The work of the Juvenile Court is, at the best, palliative, curative. The more important, indeed the vital thing, is to prevent children from reaching that condition in which they have to be dealt with in any court, and we are not doing our duty to the children of to-day, the men and women of to-morrow, when we neglect to destroy the evils that are leading them into careers of delinquency, when we fail not merely to uproot the wrong, but to implant in place of it the positive good. We must study thoroughly the underlying causes of juvenile delinquency in order to apply these preventive and positive measures. As was well said (186 Hans. Parl. Deb., 4th series, 1262) in the course of the debates on the children's bill in the House of Commons: "We want to say to the child that if the world or the world's law has not been his friend in the past, it shall be now. We say that it is the duty of this Parliament and that this Parliament is determined to lift if possible and rescue him, to shut the prison door, and to open the door of hope."

CHAPTER XXVIII

THE CHURCH AND EDUCATION

The Secularization of Education. Throughout the colonial period social customs and institutional life were naturally dominated by mother country traditions; none of which exerted a more persistent influence than that of the accepted relation and responsibility of the church as regards education, in all of its stages. The taproot of early nineteenth century democracy was necessarily nurtured in the conception of the free and universal school, untrammeled by the restrictions of religious orthodoxy or the conflicts of creed. The secular common school came as the inevitable result of the adjustment of the new relations of men which were grounded in the religious freedom of individuals and in the political rights of majorities.

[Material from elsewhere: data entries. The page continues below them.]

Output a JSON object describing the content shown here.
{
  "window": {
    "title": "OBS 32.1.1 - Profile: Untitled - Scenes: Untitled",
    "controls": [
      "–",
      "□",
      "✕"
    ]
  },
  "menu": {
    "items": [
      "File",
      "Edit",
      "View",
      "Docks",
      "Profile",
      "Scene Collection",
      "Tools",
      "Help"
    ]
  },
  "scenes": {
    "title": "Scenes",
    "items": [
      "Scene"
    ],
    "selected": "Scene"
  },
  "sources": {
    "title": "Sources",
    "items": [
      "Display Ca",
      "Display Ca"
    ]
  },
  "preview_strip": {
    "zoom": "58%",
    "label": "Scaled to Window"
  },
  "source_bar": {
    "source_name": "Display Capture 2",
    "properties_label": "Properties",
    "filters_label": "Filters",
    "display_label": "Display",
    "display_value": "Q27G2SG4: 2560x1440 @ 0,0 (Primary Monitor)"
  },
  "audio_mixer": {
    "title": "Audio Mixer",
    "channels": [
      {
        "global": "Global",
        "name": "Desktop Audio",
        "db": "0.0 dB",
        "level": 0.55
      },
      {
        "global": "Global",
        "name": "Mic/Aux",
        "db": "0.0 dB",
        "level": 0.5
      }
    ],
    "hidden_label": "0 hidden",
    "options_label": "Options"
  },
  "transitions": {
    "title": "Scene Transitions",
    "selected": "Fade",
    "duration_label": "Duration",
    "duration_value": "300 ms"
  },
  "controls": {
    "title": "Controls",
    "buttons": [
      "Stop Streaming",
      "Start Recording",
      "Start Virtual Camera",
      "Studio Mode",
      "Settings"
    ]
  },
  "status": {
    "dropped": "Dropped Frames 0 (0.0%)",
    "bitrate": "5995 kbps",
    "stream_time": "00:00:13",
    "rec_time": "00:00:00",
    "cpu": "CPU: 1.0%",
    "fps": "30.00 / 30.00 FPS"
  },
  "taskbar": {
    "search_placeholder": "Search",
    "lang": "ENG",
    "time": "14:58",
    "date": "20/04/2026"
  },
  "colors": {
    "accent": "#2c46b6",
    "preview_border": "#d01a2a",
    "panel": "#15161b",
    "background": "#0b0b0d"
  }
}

The entrance of the state with the secular school into the field of education could have but a single series of results; the more or less immediate withdrawal of the church, and of private and philanthropic enterprise from elementary education activities; and thenceforth a gradually diminishing range of influence of the non-state institutions of education, of higher as well as of middle grade.

The Roman Catholic Church, notwithstanding the social trend by which the system of general state education has expanded and enlarged, has continued to retain its ancient responsibilities for the education of its adherents. The principal selections for this chapter pertain to the existing attitude of the church to the question of education, and the problems presented by this attitude.